Asked by a member of the audience at the Sky News Leaders Debate about what they were doing personally to combat climate change, Gordon Brown said that his family had looked at installing a wind turbine at his Scottish home, but had found that even with Scotland's climate it would be more effective to install a solar water heating system.
He said that the system was consistently providing hot water for the house and urged other people to invest in the technology.
Brown also said that he had travelled by train throughout the election campaign and reiterated his support for a high speed rail network for the UK.
Conservative Leader David Cameron, who has had well documented problems getting planning permission for a proposed wind turbine on his Notting Hill home, said that he had installed insulation at his home, while Lib Dem leader Nick Clegg said that he also tried to take the train where possible, but admitted that "like many people, I wish I would and could do more".

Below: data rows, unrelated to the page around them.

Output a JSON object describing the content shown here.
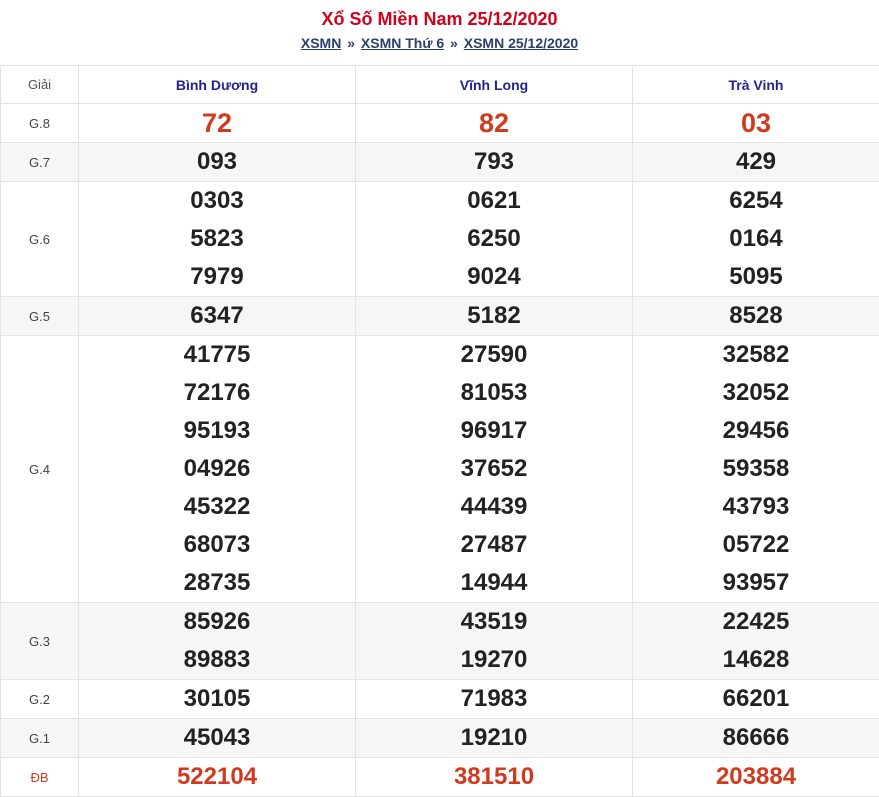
{
  "header": {
    "title": "Xổ Số Miền Nam 25/12/2020",
    "breadcrumb": {
      "link1": "XSMN",
      "sep1": "»",
      "link2": "XSMN Thứ 6",
      "sep2": "»",
      "link3": "XSMN 25/12/2020"
    }
  },
  "table": {
    "giai_header": "Giải",
    "provinces": [
      "Bình Dương",
      "Vĩnh Long",
      "Trà Vinh"
    ],
    "prizes": {
      "g8": {
        "label": "G.8",
        "values": [
          [
            "72"
          ],
          [
            "82"
          ],
          [
            "03"
          ]
        ]
      },
      "g7": {
        "label": "G.7",
        "values": [
          [
            "093"
          ],
          [
            "793"
          ],
          [
            "429"
          ]
        ]
      },
      "g6": {
        "label": "G.6",
        "values": [
          [
            "0303",
            "5823",
            "7979"
          ],
          [
            "0621",
            "6250",
            "9024"
          ],
          [
            "6254",
            "0164",
            "5095"
          ]
        ]
      },
      "g5": {
        "label": "G.5",
        "values": [
          [
            "6347"
          ],
          [
            "5182"
          ],
          [
            "8528"
          ]
        ]
      },
      "g4": {
        "label": "G.4",
        "values": [
          [
            "41775",
            "72176",
            "95193",
            "04926",
            "45322",
            "68073",
            "28735"
          ],
          [
            "27590",
            "81053",
            "96917",
            "37652",
            "44439",
            "27487",
            "14944"
          ],
          [
            "32582",
            "32052",
            "29456",
            "59358",
            "43793",
            "05722",
            "93957"
          ]
        ]
      },
      "g3": {
        "label": "G.3",
        "values": [
          [
            "85926",
            "89883"
          ],
          [
            "43519",
            "19270"
          ],
          [
            "22425",
            "14628"
          ]
        ]
      },
      "g2": {
        "label": "G.2",
        "values": [
          [
            "30105"
          ],
          [
            "71983"
          ],
          [
            "66201"
          ]
        ]
      },
      "g1": {
        "label": "G.1",
        "values": [
          [
            "45043"
          ],
          [
            "19210"
          ],
          [
            "86666"
          ]
        ]
      },
      "db": {
        "label": "ĐB",
        "values": [
          [
            "522104"
          ],
          [
            "381510"
          ],
          [
            "203884"
          ]
        ]
      }
    }
  },
  "colors": {
    "title_red": "#d0021b",
    "special_red": "#d03a1f",
    "province_blue": "#23238e",
    "link_navy": "#2c3e6b",
    "alt_row_bg": "#f6f6f6"
  }
}
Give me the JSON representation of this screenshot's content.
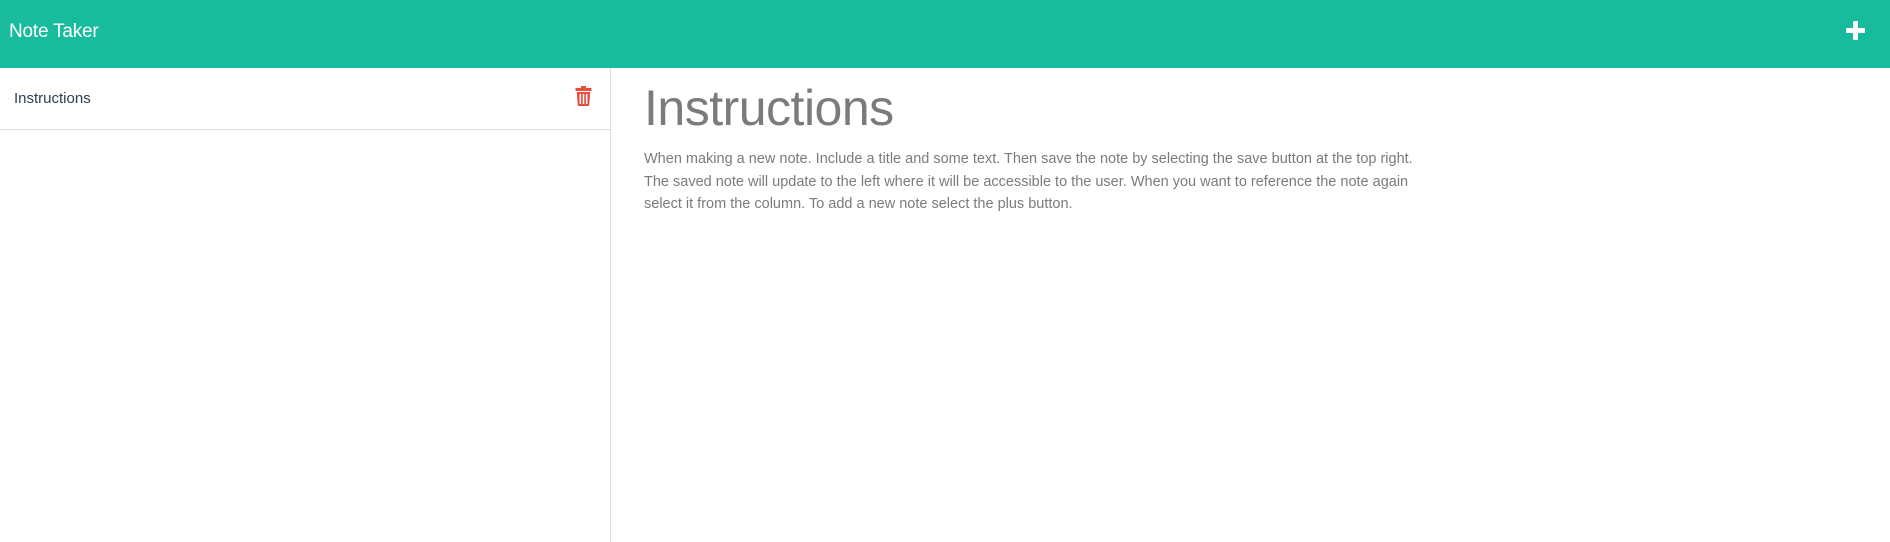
{
  "header": {
    "brand": "Note Taker",
    "add_icon": "plus-icon",
    "accent_color": "#18bc9c"
  },
  "sidebar": {
    "notes": [
      {
        "title": "Instructions",
        "delete_icon": "trash-icon"
      }
    ],
    "delete_color": "#e74c3c"
  },
  "main": {
    "title": "Instructions",
    "body": "When making a new note. Include a title and some text. Then save the note by selecting the save button at the top right. The saved note will update to the left where it will be accessible to the user. When you want to reference the note again select it from the column. To add a new note select the plus button."
  }
}
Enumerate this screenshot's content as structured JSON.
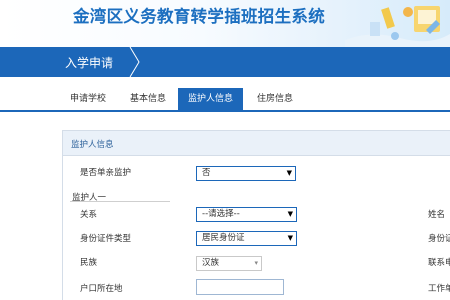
{
  "header": {
    "title": "金湾区义务教育转学插班招生系统"
  },
  "nav": {
    "current": "入学申请"
  },
  "tabs": [
    {
      "label": "申请学校",
      "active": false
    },
    {
      "label": "基本信息",
      "active": false
    },
    {
      "label": "监护人信息",
      "active": true
    },
    {
      "label": "住房信息",
      "active": false
    }
  ],
  "panel": {
    "title": "监护人信息",
    "single_parent": {
      "label": "是否单亲监护",
      "value": "否"
    },
    "guardian_section": "监护人一",
    "relation": {
      "label": "关系",
      "value": "--请选择--"
    },
    "id_type": {
      "label": "身份证件类型",
      "value": "居民身份证"
    },
    "ethnicity": {
      "label": "民族",
      "value": "汉族"
    },
    "household": {
      "label": "户口所在地",
      "value": ""
    },
    "right_labels": {
      "name": "姓名",
      "id_number": "身份证",
      "contact": "联系电",
      "work": "工作单"
    }
  },
  "colors": {
    "primary": "#1c67b9",
    "title": "#1c6fc0"
  }
}
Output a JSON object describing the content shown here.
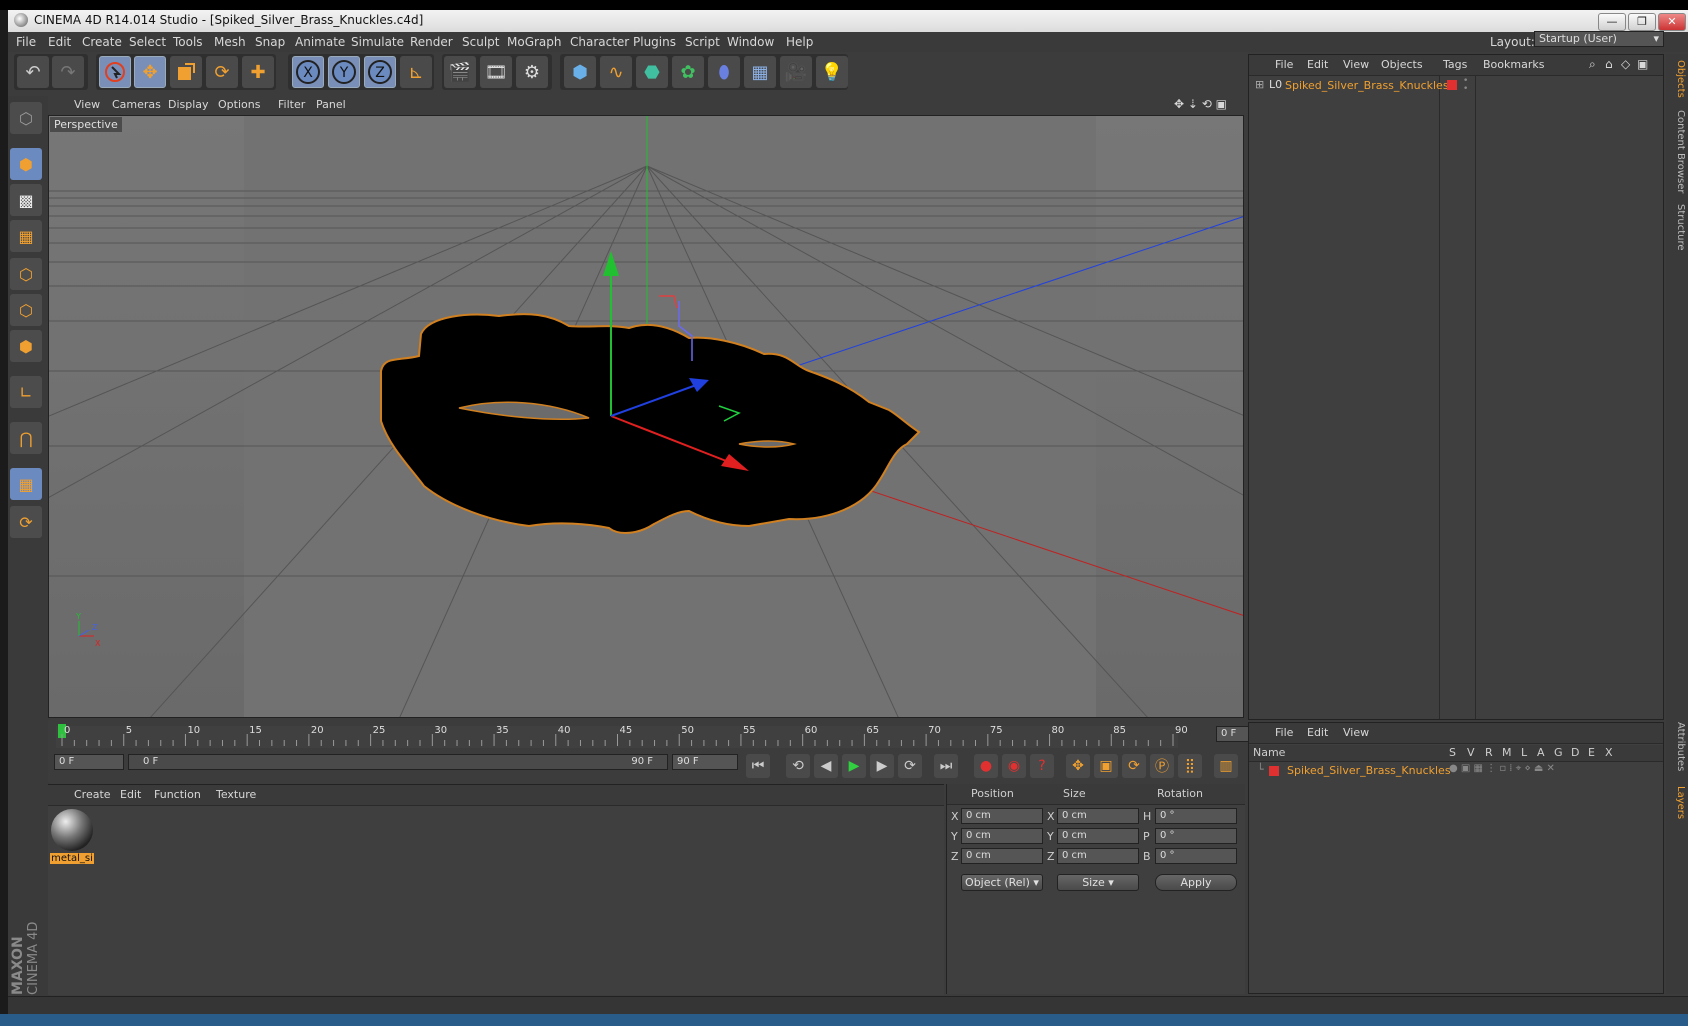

The debate quickly turned to the few areas where the three main parties differ on climate change party with both Cameron and Clegg attacking the Labour government for approving the proposed expansion of Heathrow.
Similarly, Brown asked Clegg to justify why the Lib Dems are opposed to nuclear power and Cameron to explain why the Conservatives were opposed to targets for wind power and consistently guilty of blocking new wind farms at council level.
Clegg said that he did not have a "theological opposition to nuclear" but believed that it is "extraordinarily expensive and it takes a long, long time to build these nuclear power stations - well into the next decade - which is too late". He added that the UK's looming energy gap could instead be plugged through a comprehensive energy efficiency programme and increased investment in renewables.